Jessica Thebus' book is not wholly devoted to the quintessentially feminine act of dying, though. Following our introduction to the appropriately diverse factory girls of Western Clock ( Ottawa, Illinois ) and preceding their uniformly serene departure into projection designer Stephan Mazurak's starry cosmos, Pluess and Dehnert give our damsels a day at the beach where they share the ambitions precipitated by independence fostered through earning power. The melody extolling these sentiments begins in the Broadway mode employed previously, but shifts midway into a foreshadowy Gospel tone. This prepares us for our doomed heroines' later refusal to accept their fate without a fight. If you are moved by courage expressed in actions, rather than in endurance, you may tear up with a clear conscience at these moments.

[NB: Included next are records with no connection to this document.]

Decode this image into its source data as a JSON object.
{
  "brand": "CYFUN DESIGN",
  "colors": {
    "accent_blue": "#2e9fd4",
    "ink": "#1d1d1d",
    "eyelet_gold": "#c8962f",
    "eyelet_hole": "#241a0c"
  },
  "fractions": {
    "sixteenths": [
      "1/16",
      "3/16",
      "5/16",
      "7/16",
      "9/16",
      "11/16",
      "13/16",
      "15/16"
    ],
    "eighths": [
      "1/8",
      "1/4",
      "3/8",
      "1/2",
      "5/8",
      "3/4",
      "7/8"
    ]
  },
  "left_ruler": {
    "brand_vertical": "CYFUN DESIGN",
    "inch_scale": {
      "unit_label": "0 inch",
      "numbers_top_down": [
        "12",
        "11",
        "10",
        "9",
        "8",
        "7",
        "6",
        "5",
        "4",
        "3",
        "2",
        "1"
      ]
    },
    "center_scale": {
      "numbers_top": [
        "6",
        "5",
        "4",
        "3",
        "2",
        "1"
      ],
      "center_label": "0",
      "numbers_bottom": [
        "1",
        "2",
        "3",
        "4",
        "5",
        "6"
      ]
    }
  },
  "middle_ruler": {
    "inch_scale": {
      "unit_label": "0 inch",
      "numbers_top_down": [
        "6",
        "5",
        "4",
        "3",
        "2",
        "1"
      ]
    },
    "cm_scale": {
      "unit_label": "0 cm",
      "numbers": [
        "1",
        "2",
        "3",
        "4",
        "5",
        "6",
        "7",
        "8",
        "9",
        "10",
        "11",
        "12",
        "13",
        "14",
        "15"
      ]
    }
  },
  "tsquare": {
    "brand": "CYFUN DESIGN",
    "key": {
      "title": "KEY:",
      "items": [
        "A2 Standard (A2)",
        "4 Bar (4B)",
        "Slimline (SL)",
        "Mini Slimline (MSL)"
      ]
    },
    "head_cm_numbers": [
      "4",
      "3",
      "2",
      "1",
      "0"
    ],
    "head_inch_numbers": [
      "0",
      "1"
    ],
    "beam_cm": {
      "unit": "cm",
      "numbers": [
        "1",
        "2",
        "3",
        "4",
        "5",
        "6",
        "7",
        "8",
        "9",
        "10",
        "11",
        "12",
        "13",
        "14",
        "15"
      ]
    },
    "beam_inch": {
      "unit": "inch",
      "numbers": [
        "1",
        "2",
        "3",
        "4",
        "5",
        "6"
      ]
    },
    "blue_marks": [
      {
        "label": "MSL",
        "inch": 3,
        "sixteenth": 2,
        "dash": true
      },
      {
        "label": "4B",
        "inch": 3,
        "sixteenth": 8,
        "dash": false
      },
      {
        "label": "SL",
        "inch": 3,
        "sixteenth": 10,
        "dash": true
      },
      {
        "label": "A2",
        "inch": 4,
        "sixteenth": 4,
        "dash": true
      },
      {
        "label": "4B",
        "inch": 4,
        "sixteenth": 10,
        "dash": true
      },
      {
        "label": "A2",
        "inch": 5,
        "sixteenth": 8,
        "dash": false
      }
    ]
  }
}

The song roster includes a few choruses for bosses, doctors, lawyers, reporters and other obligatory villains, but its predominant focus is to provide a showcase for delicate treble harmonies rendered clean and crystalline under the musical direction of Chuck Larkin. Whether you go home lamenting the sacrifice of helpless innocents to Big Business or championing the groundbreaking reforms perpetrated by brave opponents thereof, no one can deny the charm and expertise of Jess Godwin, Bri Sudia, Tiffany Topol and Johanna McKenzie Miller in narrating this small, but significant, chapter in our nation's history.